Online, I posted status updates of his continued no-show on Facebook, created a 'missing' ad on Craig's List, and disseminated e-mail alerts.  My sister-in-law who lives across town texted or e-mailed each day, along with my mother-in-law in Colorado, to express concern and query after him.  I trolled the local animal shelter; I called out for him during my morning constitutionals.  And in a typical gesture of last hope,  my daughter and I created a flyer to inundate local mailboxes.  If I could have secured a spot on a milk carton, he'd have been there, too!
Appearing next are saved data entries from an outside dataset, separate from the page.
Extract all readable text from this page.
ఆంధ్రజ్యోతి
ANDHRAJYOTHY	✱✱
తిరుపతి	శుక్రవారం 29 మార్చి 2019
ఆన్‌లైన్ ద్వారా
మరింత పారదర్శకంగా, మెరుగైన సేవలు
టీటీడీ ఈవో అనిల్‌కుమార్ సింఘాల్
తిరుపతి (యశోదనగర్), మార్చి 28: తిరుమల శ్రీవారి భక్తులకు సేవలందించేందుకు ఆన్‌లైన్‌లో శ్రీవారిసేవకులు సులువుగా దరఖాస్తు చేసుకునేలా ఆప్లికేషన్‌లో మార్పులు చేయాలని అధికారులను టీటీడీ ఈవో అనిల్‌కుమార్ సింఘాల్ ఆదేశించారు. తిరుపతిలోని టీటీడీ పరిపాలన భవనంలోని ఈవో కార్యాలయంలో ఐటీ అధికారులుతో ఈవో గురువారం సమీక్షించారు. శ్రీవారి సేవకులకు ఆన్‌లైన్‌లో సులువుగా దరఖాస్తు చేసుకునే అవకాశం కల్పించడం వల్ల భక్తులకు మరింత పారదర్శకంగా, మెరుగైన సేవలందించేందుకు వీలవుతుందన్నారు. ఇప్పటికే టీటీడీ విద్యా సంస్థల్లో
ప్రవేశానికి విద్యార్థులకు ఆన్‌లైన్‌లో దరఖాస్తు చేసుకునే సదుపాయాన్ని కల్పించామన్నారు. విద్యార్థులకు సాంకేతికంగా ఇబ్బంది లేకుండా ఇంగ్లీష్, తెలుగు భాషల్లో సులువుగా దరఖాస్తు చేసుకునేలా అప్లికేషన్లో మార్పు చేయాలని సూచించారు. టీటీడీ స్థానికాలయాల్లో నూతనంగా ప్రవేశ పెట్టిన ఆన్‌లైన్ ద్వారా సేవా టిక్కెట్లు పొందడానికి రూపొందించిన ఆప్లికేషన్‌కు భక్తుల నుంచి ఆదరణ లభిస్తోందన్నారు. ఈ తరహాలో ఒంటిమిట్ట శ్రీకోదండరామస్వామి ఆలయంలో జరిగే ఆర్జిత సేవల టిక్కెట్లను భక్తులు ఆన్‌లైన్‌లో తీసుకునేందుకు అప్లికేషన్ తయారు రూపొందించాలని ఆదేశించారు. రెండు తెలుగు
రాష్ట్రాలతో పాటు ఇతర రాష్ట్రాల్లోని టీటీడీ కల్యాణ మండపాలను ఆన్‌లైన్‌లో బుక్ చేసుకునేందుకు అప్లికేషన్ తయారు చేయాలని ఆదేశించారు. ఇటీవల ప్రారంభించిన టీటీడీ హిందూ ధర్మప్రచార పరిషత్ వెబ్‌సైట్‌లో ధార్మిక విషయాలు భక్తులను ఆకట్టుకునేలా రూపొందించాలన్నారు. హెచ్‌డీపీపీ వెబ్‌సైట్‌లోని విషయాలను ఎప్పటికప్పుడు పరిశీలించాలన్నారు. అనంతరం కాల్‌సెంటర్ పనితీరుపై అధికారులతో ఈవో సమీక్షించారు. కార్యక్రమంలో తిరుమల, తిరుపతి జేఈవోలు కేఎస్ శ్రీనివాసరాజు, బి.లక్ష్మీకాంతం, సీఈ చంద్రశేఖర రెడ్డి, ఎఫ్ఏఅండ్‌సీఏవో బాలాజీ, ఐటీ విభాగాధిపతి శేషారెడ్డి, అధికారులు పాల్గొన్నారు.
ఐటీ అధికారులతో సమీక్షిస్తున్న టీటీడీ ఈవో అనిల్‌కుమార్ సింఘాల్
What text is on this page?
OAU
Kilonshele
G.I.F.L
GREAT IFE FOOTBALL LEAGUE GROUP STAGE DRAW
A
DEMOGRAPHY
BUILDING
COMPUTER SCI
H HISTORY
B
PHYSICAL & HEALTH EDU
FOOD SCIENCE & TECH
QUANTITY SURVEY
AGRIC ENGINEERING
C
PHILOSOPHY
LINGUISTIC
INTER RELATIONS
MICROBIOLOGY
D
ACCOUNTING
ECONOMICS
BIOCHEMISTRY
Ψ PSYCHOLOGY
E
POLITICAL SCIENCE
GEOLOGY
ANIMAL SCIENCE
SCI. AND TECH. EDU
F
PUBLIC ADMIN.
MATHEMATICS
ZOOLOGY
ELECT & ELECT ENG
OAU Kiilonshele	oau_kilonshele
So yesterday morning, with the help of my son and my very loyal friend and neighbor, Betsy, we dispersed every last one of 150 flyers in the vicinity of Fabio's territory.  We even had a possible sighting which proved fruitless but rather entertaining courtesy of the small boy who tried to aid in our search.  We ran out before a full canvass could be completed.  The very last paper in my possession was deposited in the newspaper niche of a house where I knew the owner had five or six cats of her own roaming her yard; I passed up six other houses on her block, guessing that a fellow owner would probably pay more attention to the MISSING ORANGE CAT heading shouting up at her.  For the purposes of knowing the back story -- because I'm a beginning, MIDDLE, and end sort of gal -- this would prove a smartly tactical move on my part.

In the late afternoon hours, while I snapped pictures of my husband's fellow EmDeon employees playing a beanbag game called Cornhole (oh, how I detest that name) on our back lawn, with their wives and children milling about in the fading light, my iPhone rang with an unfamiliar number.  I missed the call.  But I sure did get the message!  In a detailed recording, the fellow feline owner on the aforementioned corner lot that I pass on my dog's mile walk almost every day, proceeded to regale me with the joyous tail, er, TALE, of finding Fabio in a roundabout way.

The long and short of it is this: it appears our highly curious cat (curiosity did WHAT, exactly, to the cat?) followed a TV cable guy under the house of this woman's neighbor.  Unbeknownst to the repairman, our sneaky fellow was left behind when the access door was shut and locked.  For five days, the underbelly of a stranger's home was Fabio's sensory deprivation pit.  As I've not yet spoken with the people, I'm not sure if they were out of town last week or his plaintive cries were simply muffled by excellent insulation.  But for whatever reason, the homeowners happened upon him yesterday and walked over to ask if he belonged to the woman with multiple cats of her own.  Having checked her mail earlier that day, the story of Fabio's dilemma, not to  mention the image of his countenance, was fresh in her mind.  She quickly called me to alleviate my concern.  Knowing cats as she does, and having seen him at her place many times over the years, she knew he would now return home.  They fed and watered him and sent him on his way.

Twenty long minutes after that phone call, an orange and white blur streaked through my kitchen and straight to the pantry.  A series of pitiful yowls broke through the noise of the potluck party.  I scooped that slightly slenderized version of the Valdez mouser into my arms and nuzzled him whilst crooning my own series of pitiful words.  Because he was the topic of ongoing conversation with various cat-loving guests throughout the day, his arrival was a triumph for the entire cast of computer engineers and their families.  Fabio's return was the post-dessert entertainment.  And the bestest early 41st birthday present a girl could ever ask for!

He's none the worse for wear.  After being treated to a generous serving of his own food, and helping himself to the fish liquor left in a bowl on the kitchen counter from the cod used in our fish tacos, Fabio literally begged to be released to the call of the wild.  But that's a big negatory until Ashley returns home with his new stretchy collar and freshly-minted ID tag.  Until then, I have a companion on my 'sickbed' (as I'm passing this female-day in the semi-reclining under-the-heating-pad position), purring away in the general vicinity of my size 9 1/2 feet. 

I couldn't be any happier in this stolen moment of unspoken adulthood need.  That wee space reserved for an ornery orange tomcat with a propensity for trouble and charisma in equal measures?  TAKEN!  Thank you very much.